As the "new guy" in the squadron, I used to take out the trash, vacuum floors, and stock the snack bar. But within a few months I was also responsible for PRP, safety, and security. I became the Life Support Officer, SABC instructor, and COMSEC Manager. These are important functions within a squadron. But as I spent hours managing Excel sheets and pushing paperwork, it was obvious a college degree was not necessary to do any of this, nor was pilot training.

I kept hearing... "We need to do more with less."

Then I started working as a flight surgeon. In my opinion, the purpose is simple-keep jets safely airborne. You do this by being competent, being available, and being ready to help a pilot back to flying status after you ground him. Your time should be spent primarily with the patient or researching the patient's problems. But I spent most of my time on administrative processes-documenting PDI for PRP, maximizing RVUs, and tracking metrics. I understand proper documentation is essential to patient care and that RVUs justify costs and future investments. I get it; we need to do more with less. But there comes a tipping point, when LOOKING good becomes more important than BEING good. And we begin to do LESS with LESS. All these metrics may fatten an OPR and get you promoted but they don't necessarily help get a jet off the ground.

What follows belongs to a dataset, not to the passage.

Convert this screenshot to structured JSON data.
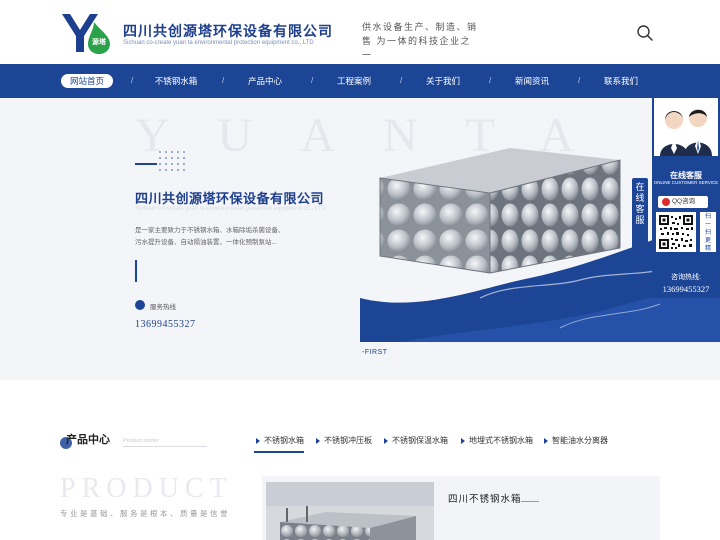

I contrast my experience as a pilot and flight surgeon with what I did as a civilian intern before joining the AF. I worked 6-7 days a week carrying out a long list of "less than glamorous" tasks demanded of an intern. There was a lot of grunt work, but it was work that could only be done by a physician. I never scheduled patients, made beds, replaced oxygen tanks, or distributed medications. That's what social workers, clerks, and nurses do best...Doctors should be doctors. You can't win a Super Bowl when your quarterback has to play left tackle, too.

In the flying world, we say "Train like you Fight." We need to utilize people in the way we trained them. Flight surgeons need to focus on patient care over patient administration. THIS is how you do more with less. But identifying and complaining about the problems is the easy part. Getting BOMC off the ground is the hard part!

Which brings me to my parting shot...We reap what we incentivize. How can we incentivize the innovations that Gen Travis and Gen Cornum have prioritized when we have to operate within an enterprise that rewards patient administration over patient care? Maintaining the status quo will get you promoted faster than implementing a novel idea that may falter. "No" is always the default answer in a bureaucratic system.

In the nuke world, there is a zero-defect policy. "If one person poops the bed, we all have to wear diapers." If a commander implements BOMC but fails an inspection, subsequent commanders will add back layers of unnecessary reporting and documentation.

This is the military, I get it. You do what you're told no matter what. And if you don't like it, you can get out when your commitment is up. GMO flight surgeons are a renewable resource anyway. For every great FS that decides to separate from the AF, there are 10 medical students who are looking for a way to pay for medical school. The unmeasurable hidden cost of the current system is all the great leaders who have already left the AF.

Without identifying the purpose and rewarding both efficiency AND effectiveness, the streamlined BOMC construct will quickly decay back into AME.

Capt (Dr.) Prakash is a B-52 pilot-physician and Advanced Systems Project Officer with the 49th Operational Test & Evaluation Squadron, 53rd TEG, ACC at Barksdale AFB. He also maintains clinical proficiency in Aerospace Medicine with the support of the 2nd Medical Group, AFGSC.